I'm reluctant to say "it depends," but legal expense for a true seed round varies dramatically based on:
1. Whether the investment is structured as a priced equity round vs. convertible debt (or variations on that theme such as "SAFE")
2. Number and location of investors, timing of closing(s), and prior angel investing experience
3. Company counsel's efficiency and fluency in industry norms
4. "Deferred maintenance" necessary in areas like corporate formation, founders' equity issuance and IP assignments.
#4 is the item that takes many entrepreneurs by surprise. On the investor side, it leads otherwise very savvy observers to give unrealistically low estimates of legal expense because they assume starting from a clean slate. This item is also most resistant to automation or standardization because startups come into being many different ways; each story is unique.
I would put the lowest estimate at around $3K, assuming the company is already formed as a Delaware corporation with clean, basic documents, has issued founders' stock and handled related IP and other matters, and simply needs to issue a convertible note to one or two accredited investors with minimal negotiation of documents.

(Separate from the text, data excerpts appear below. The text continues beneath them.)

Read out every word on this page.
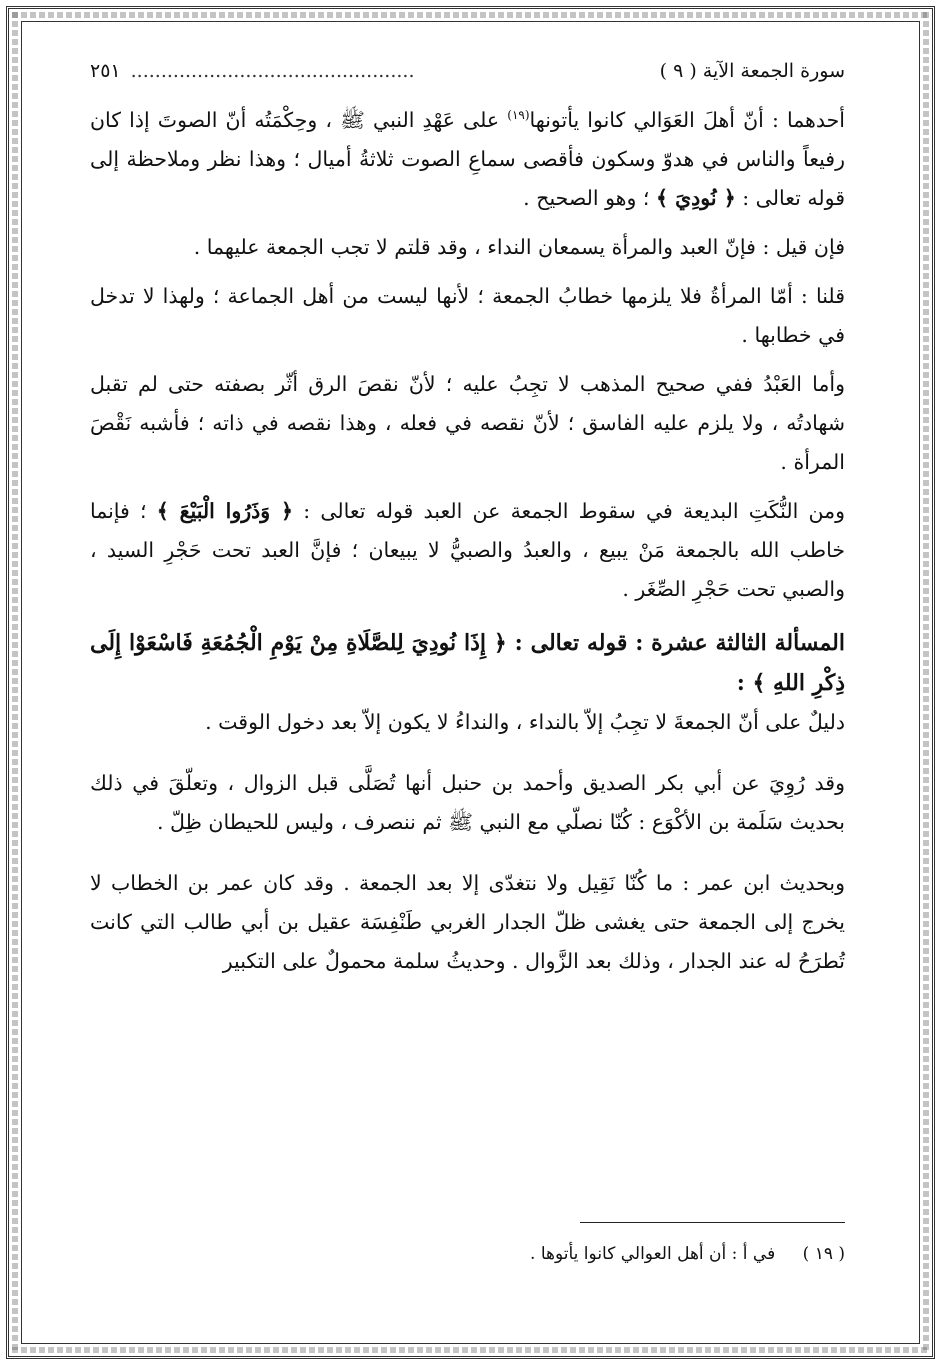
سورة الجمعة الآية ( ٩ )
...............................................
٢٥١

أحدهما : أنّ أهلَ العَوَالي كانوا يأتونها$^{(١٩)}$ على عَهْدِ النبي ﷺ ، وحِكْمَتُه أنّ الصوتَ إذا كان رفيعاً والناس في هدوّ وسكون فأقصى سماعِ الصوت ثلاثةُ أميال ؛ وهذا نظر وملاحظة إلى قوله تعالى : ﴿ نُودِيَ ﴾ ؛ وهو الصحيح .

فإن قيل : فإنّ العبد والمرأة يسمعان النداء ، وقد قلتم لا تجب الجمعة عليهما .

قلنا : أمّا المرأةُ فلا يلزمها خطابُ الجمعة ؛ لأنها ليست من أهل الجماعة ؛ ولهذا لا تدخل في خطابها .

وأما العَبْدُ ففي صحيح المذهب لا تجِبُ عليه ؛ لأنّ نقصَ الرق أثّر بصفته حتى لم تقبل شهادتُه ، ولا يلزم عليه الفاسق ؛ لأنّ نقصه في فعله ، وهذا نقصه في ذاته ؛ فأشبه نَقْصَ المرأة .

ومن النُّكَتِ البديعة في سقوط الجمعة عن العبد قوله تعالى : ﴿ وَذَرُوا الْبَيْعَ ﴾ ؛ فإنما خاطب الله بالجمعة مَنْ يبيع ، والعبدُ والصبيُّ لا يبيعان ؛ فإنَّ العبد تحت حَجْرِ السيد ، والصبي تحت حَجْرِ الصِّغَر .

المسألة الثالثة عشرة : قوله تعالى : ﴿ إِذَا نُودِيَ لِلصَّلَاةِ مِنْ يَوْمِ الْجُمُعَةِ فَاسْعَوْا إِلَى ذِكْرِ اللهِ ﴾ :

دليلٌ على أنّ الجمعةَ لا تجِبُ إلاّ بالنداء ، والنداءُ لا يكون إلاّ بعد دخول الوقت .

وقد رُوِيَ عن أبي بكر الصديق وأحمد بن حنبل أنها تُصَلَّى قبل الزوال ، وتعلّقَ في ذلك بحديث سَلَمة بن الأكْوَع : كُنّا نصلّي مع النبي ﷺ ثم ننصرف ، وليس للحيطان ظِلّ .

وبحديث ابن عمر : ما كُنّا نَقِيل ولا نتغدّى إلا بعد الجمعة . وقد كان عمر بن الخطاب لا يخرج إلى الجمعة حتى يغشى ظلّ الجدار الغربي طَنْفِسَة عقيل بن أبي طالب التي كانت تُطرَحُ له عند الجدار ، وذلك بعد الزَّوال . وحديثُ سلمة محمولٌ على التكبير

( ١٩ ) في أ : أن أهل العوالي كانوا يأتوها .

The highest I would expect for a true "seed round" is about $15K, where some corporate cleanup is needed, the deal is structured as a streamlined kind of preferred equity (e.g., Series Seed), there are multiple closings with investors on different dates and terms, etc. Beyond that point we're really in "Series A" territory, doing things like creating a full set of VC preferred stock investment documents (about 100 pages), negotiating with investors' counsel (at the company's expense), and so forth. The expense and complexity of a traditional Series A deal have been the main impetus behind using convertible debt or Series Seed-type documents for seed-stage investments of less than $1 million or so in recent years.
I hope this proves helpful. Always happy to chat and answer further questions.